München - Um eine Bank um Millionen zu prellen, reichen miserabel gefälschte Schecks und selbstbewusstes Auftreten. So ist es Hans-Werner K. (70) und Hermann B. (61) gelungen, die Bank of Ireland um 2,4 Millionen Euro zu erleichtern.

Grinsend nahmen sie am Dienstag auf der Anklagebank des Platz. Selbst Richterin Rosi Datzmann staunte, wie leicht es die Bank den Gaunern machte. Mit drei total gefälschten Schecks im Gepäck war der Münchner Geschäftsmann Hermann B. am 14. September 2006 nach London gereist. „Ein Scheck war nicht einmal unterschrieben, das Papier war mangelhaft“, so sein Verteidiger Hartmut Wächtler.

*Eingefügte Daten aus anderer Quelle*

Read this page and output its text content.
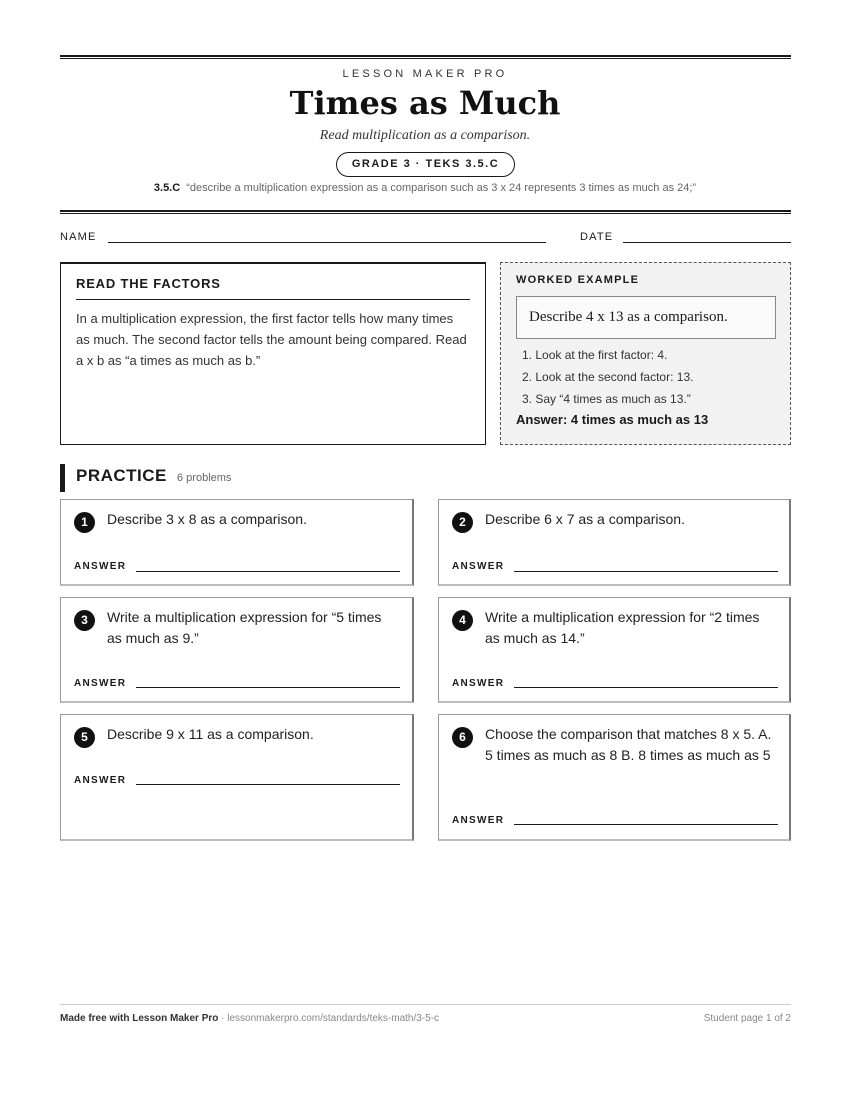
LESSON MAKER PRO
Times as Much
Read multiplication as a comparison.
GRADE 3 · TEKS 3.5.C
3.5.C “describe a multiplication expression as a comparison such as 3 x 24 represents 3 times as much as 24;”
NAME	DATE
READ THE FACTORS
In a multiplication expression, the first factor tells how many times as much. The second factor tells the amount being compared. Read a x b as “a times as much as b.”
WORKED EXAMPLE
Describe 4 x 13 as a comparison.
1. Look at the first factor: 4.
2. Look at the second factor: 13.
3. Say “4 times as much as 13.”
Answer: 4 times as much as 13
PRACTICE 6 problems
1	Describe 3 x 8 as a comparison.
ANSWER
2	Describe 6 x 7 as a comparison.
ANSWER
3	Write a multiplication expression for “5 times as much as 9.”
ANSWER
4	Write a multiplication expression for “2 times as much as 14.”
ANSWER
5	Describe 9 x 11 as a comparison.
ANSWER
6	Choose the comparison that matches 8 x 5. A. 5 times as much as 8 B. 8 times as much as 5
ANSWER
Made free with Lesson Maker Pro · lessonmakerpro.com/standards/teks-math/3-5-c	Student page 1 of 2
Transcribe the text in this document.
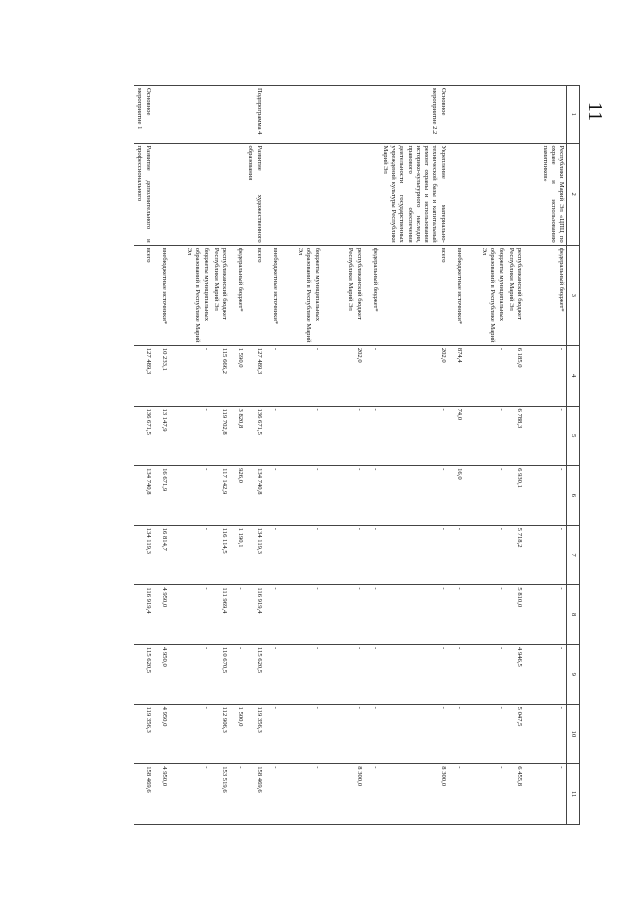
11
1	2	3	4	5	6	7	8	9	10	11
	Республики Марий Эл «ЦПЦ по охране и использованию памятников»	федеральный бюджет*	-	-	-	-	-	-	-	-
		республиканский бюджет Республики Марий Эл	6 185,0	6 788,3	6 930,1	5 718,2	5 810,0	4 946,5	5 047,5	6 455,8
		бюджеты муниципальных образований в Республике Марий Эл	-	-	-	-	-	-	-	-
		внебюджетные источники*	874,4	74,0	16,0	-	-	-	-	-
Основное мероприятие 2.2	Укрепление материально-технической базы и капитальный ремонт охраны и использования историко-культурного наследия, правового обеспечения деятельности государственных учреждений культуры Республики Марий Эл	всего	202,0	-	-	-	-	-	-	8 300,0
		федеральный бюджет*	-	-	-	-	-	-	-	-
		республиканский бюджет Республики Марий Эл	202,0	-	-	-	-	-	-	8 300,0
		бюджеты муниципальных образований в Республике Марий Эл	-	-	-	-	-	-	-	-
		внебюджетные источники*	-	-	-	-	-	-	-	-
Подпрограмма 4	Развитие художественного образования	всего	127 489,3	136 671,5	134 740,8	134 119,3	116 919,4	115 620,5	119 356,3	158 469,6
		федеральный бюджет*	1 590,0	3 820,8	926,0	1 190,1	-	-	1 500,0	-
		республиканский бюджет Республики Марий Эл	115 666,2	119 702,8	117 142,9	116 114,5	111 969,4	110 670,5	112 906,3	153 519,6
		бюджеты муниципальных образований в Республике Марий Эл	-	-	-	-	-	-	-	-
		внебюджетные источники*	10 233,1	13 147,9	16 671,9	16 814,7	4 950,0	4 950,0	4 950,0	4 950,0
Основное мероприятие 1	Развитие дополнительного и профессионального	всего	127 489,3	136 671,5	134 740,8	134 119,3	116 919,4	115 620,5	119 356,3	158 469,6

Außerdem existierte bereits eine Warnung aus Deutschland: „Don’t pay!“ Dennoch floss das Geld in die Schweiz. Wächtler: „Mir ist schleierhaft, was da passiert ist seitens der Bank.“ Vielleicht war es die Story um den Verwendungszweck: Die 2,4 Millionen sei eine Provision für ein Geschäft mit Stahlschrott, trugen die Gauner vor. Dass der angebliche Empfänger des Geldes eine Firma war, die Ärztekongresse organisiert, fiel den Bankern auf der Insel offenbar nicht auf.

Apropos britische Inseln: „Wir haben von den Kollegen von Scotland Yard nichts bekommen, im Gegenteil“, so ein Münchner Ermittler. Richterin Datzmann: „Die englischen Behörden setzten auf splendid Isolation.“ Da es den beiden Gaunern so leicht gemacht wurde und weil sie ein volles Geständnis ablegten, kamen sie sehr billig davon: zweieinhalb Jahre Knast! Wo sind die 2,4 Millionen? Das Geld haben die Schweizer Behörden sichergestellt.